Homework

Base neutralization process

In this homework, you will design a controller for a base neutralization system that operates in two stages, as illustrated in the figure below.

The bulk of the neutralization takes place in the first tank, where a large amount of acid (u_1) is mixed with the basic solution (d) to reduce the pH (y_1) to approximately 10. In the second tank, the pH (y_2) is further adjusted to a target value of around 7 by adding a smaller amount of acid (u_2).

The system can be modeled using the following signal flow diagram

Where the transfer functions are given as

G_1(s) = \frac{1.5}{100s+1}, \quad G_2(s) = \frac{1.0}{50s+1}.

Your goal is to design a controller which ensures y_2 \approx r with a closed-loop bandwidth \omega_b = 1.0 rad/s, while also keeping u_2 small at low frequencies. The controller \bm{K} should be of the form \begin{bmatrix} u_1 \\ u_2 \end{bmatrix} = \bm{K}(s) \begin{bmatrix} -y_1 \\ r - y_2 \end{bmatrix}.

You should use the H_\infty signal-based design method to achieve this goal, that is, design the controller by solving \operatorname*{minimize}_{\bm{K} \text{ stabilizing}} \lVert \operatorname{LFT}(\bm{P}, \bm{K}) \rVert_{\infty}, where \bm{P} is the generalized plant, which includes the dynamics of the base neutralization process along with weighting functions used to express performance objectives. It maps the exogenous inputs (e.g., reference r, disturbance d) and the control inputs (u_1, u_2) to the performance outputs (such as tracking error and control effort) and to the measured signals used by the controller.
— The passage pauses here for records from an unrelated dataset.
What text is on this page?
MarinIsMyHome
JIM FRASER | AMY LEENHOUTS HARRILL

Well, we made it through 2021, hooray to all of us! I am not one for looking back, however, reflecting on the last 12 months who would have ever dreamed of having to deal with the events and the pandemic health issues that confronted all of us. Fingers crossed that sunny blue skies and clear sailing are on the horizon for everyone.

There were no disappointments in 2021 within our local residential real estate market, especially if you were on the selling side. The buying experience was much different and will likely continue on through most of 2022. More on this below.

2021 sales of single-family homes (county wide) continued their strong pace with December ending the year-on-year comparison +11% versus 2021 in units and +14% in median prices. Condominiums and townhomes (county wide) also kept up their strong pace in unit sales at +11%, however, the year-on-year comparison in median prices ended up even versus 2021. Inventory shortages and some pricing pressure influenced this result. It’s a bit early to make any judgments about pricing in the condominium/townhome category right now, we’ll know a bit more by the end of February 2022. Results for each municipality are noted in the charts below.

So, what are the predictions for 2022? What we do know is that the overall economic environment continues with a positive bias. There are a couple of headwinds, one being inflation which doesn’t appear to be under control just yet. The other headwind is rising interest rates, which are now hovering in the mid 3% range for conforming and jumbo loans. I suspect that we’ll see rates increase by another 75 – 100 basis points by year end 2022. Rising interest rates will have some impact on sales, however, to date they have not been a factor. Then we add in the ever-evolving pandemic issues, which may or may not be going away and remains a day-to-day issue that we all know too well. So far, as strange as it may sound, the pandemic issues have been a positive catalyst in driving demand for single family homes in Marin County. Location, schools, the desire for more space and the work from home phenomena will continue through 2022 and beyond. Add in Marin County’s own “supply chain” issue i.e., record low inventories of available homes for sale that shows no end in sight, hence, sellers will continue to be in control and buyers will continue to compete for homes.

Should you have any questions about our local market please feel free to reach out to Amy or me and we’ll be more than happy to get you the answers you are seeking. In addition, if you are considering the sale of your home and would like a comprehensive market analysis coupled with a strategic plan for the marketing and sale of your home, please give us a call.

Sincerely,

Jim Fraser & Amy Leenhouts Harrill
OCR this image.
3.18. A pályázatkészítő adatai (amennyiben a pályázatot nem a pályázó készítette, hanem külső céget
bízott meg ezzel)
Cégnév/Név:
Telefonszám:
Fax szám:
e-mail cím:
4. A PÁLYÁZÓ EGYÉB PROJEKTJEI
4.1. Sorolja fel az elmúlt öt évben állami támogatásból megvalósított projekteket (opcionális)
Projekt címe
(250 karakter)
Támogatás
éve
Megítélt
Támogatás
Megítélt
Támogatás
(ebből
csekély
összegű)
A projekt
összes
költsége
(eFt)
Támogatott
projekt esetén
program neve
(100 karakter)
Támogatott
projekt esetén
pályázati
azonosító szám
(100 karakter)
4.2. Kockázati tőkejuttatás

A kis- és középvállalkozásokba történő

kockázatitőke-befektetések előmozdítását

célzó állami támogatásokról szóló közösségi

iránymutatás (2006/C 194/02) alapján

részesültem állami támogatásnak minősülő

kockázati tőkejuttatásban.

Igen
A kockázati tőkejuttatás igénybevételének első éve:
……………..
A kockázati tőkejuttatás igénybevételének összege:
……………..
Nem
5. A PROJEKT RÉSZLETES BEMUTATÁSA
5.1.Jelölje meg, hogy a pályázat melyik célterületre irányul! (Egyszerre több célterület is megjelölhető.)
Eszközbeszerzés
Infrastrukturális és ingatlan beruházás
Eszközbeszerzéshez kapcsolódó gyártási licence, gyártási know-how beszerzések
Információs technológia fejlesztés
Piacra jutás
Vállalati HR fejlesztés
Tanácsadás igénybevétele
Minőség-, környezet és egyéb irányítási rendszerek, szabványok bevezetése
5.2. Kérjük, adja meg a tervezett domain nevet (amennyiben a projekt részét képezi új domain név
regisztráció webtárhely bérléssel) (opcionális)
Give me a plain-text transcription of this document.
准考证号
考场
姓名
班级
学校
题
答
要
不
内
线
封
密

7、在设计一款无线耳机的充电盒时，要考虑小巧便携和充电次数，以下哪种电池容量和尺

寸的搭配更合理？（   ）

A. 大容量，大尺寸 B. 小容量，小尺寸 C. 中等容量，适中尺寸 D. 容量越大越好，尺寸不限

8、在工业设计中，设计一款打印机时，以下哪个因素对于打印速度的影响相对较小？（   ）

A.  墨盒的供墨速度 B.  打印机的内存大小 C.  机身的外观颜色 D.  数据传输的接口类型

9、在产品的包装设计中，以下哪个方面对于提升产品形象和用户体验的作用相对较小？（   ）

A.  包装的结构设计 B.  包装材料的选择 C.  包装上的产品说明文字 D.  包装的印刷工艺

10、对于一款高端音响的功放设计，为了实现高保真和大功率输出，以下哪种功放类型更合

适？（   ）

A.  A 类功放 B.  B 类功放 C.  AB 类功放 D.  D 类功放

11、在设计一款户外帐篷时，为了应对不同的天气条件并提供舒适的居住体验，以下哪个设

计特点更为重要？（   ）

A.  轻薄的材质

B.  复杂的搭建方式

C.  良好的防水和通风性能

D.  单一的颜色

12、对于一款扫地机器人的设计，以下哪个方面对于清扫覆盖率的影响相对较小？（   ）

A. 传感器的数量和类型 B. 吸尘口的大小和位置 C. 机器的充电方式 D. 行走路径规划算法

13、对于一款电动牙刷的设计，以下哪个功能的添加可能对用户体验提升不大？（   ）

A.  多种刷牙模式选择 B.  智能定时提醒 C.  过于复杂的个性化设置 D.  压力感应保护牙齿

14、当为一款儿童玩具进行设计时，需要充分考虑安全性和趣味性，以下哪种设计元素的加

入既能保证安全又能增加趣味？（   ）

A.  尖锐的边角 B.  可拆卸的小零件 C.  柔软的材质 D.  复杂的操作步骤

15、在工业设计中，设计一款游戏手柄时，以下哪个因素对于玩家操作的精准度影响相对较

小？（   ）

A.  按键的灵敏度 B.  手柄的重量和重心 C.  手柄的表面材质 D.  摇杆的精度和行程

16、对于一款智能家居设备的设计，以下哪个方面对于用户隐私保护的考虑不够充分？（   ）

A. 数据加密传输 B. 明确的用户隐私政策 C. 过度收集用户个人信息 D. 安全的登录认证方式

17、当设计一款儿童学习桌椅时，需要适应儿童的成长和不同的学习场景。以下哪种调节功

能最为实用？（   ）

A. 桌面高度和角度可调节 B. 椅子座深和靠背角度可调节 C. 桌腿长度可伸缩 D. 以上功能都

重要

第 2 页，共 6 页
The operator \operatorname{LFT}(\bm{P}, \bm{K}) denotes the lower linear fractional transformation, which represents the closed-loop transfer function from the exogenous inputs to the performance outputs when the controller \bm{K} is connected to the generalized plant \bm{P} via feedback.

Tasks

You should follow these steps to complete the homework

Create the generalized plant \bm{P} using the transfer functions G_1(s) and G_2(s), along with your chosen exogenous inputs, performance outputs, and weighting filters. The weighting filters should be designed to ensure that the closed-loop system meets the performance objectives, such as reference tracking and control effort requirements.
Use the hinfsyn_lmi function from JuliaSimControl to solve the H_\infty optimization problem. This function will compute the optimal controller \bm{K} and the appropriate \gamma upper bound on the H_\infty norm of the LFT. We suggest using γrel = 1.05 as the relative tolerance for the optimization.
Prepare a concise report (hw.pdf) and include the controller design code (hw.jl). Compress the report and code into a zip file named hw.zip and submit it to the BRUTE system.

JuliaSim

JuliaSimControl is not a package that is available in the Julia package registry because it is not a free software. It is a commercial package that is part of the JuliaSim suite, which is a collection of modeling and simulation tools for Julia. However, to our luck, it is for non-commercial academic teaching and research purposes.

Installing JuliaSimControl is more involved than your run of the mill Julia package, but not by much.

First, you need to register yourself on the JuliaHub website.

After that, follow the instruction on Using JuliaSim Packages Locally via the JuliaHub Registry to add the JuliaHub registry to your Julia installation.

Once you have done that, you can install JuliaSimControl in the standard way using the Julia package manager.

Report instructions

Your report should contain the following

A description of the generalized plant \bm{P}, including your choice of exogenous inputs, performance outputs, and weighting functions. Briefly explain the reasoning behind your design choices.
Closed-loop performance analysis, namely show
- the time response of the output y_2 and control input u_2 to a step change in the reference r.
- the frequency response for a transfer function from the reference r to the output y_2, and from the reference r to the control input u_2.
Brief comment on whether the bandwidth and low-frequency control objectives were met, based on your plots.

Template

using JuliaSimControl
using LinearAlgebra, Plots

s = tf("s")

G₁ = 1.5/(100s+1) |> ss
G₂ = 1/(50s+1) |> ss

## TODO: Form the generalized plant P

## TODO: Find the controller K using hinfsyn_lmi

## TODO: Simulate the closed-loop system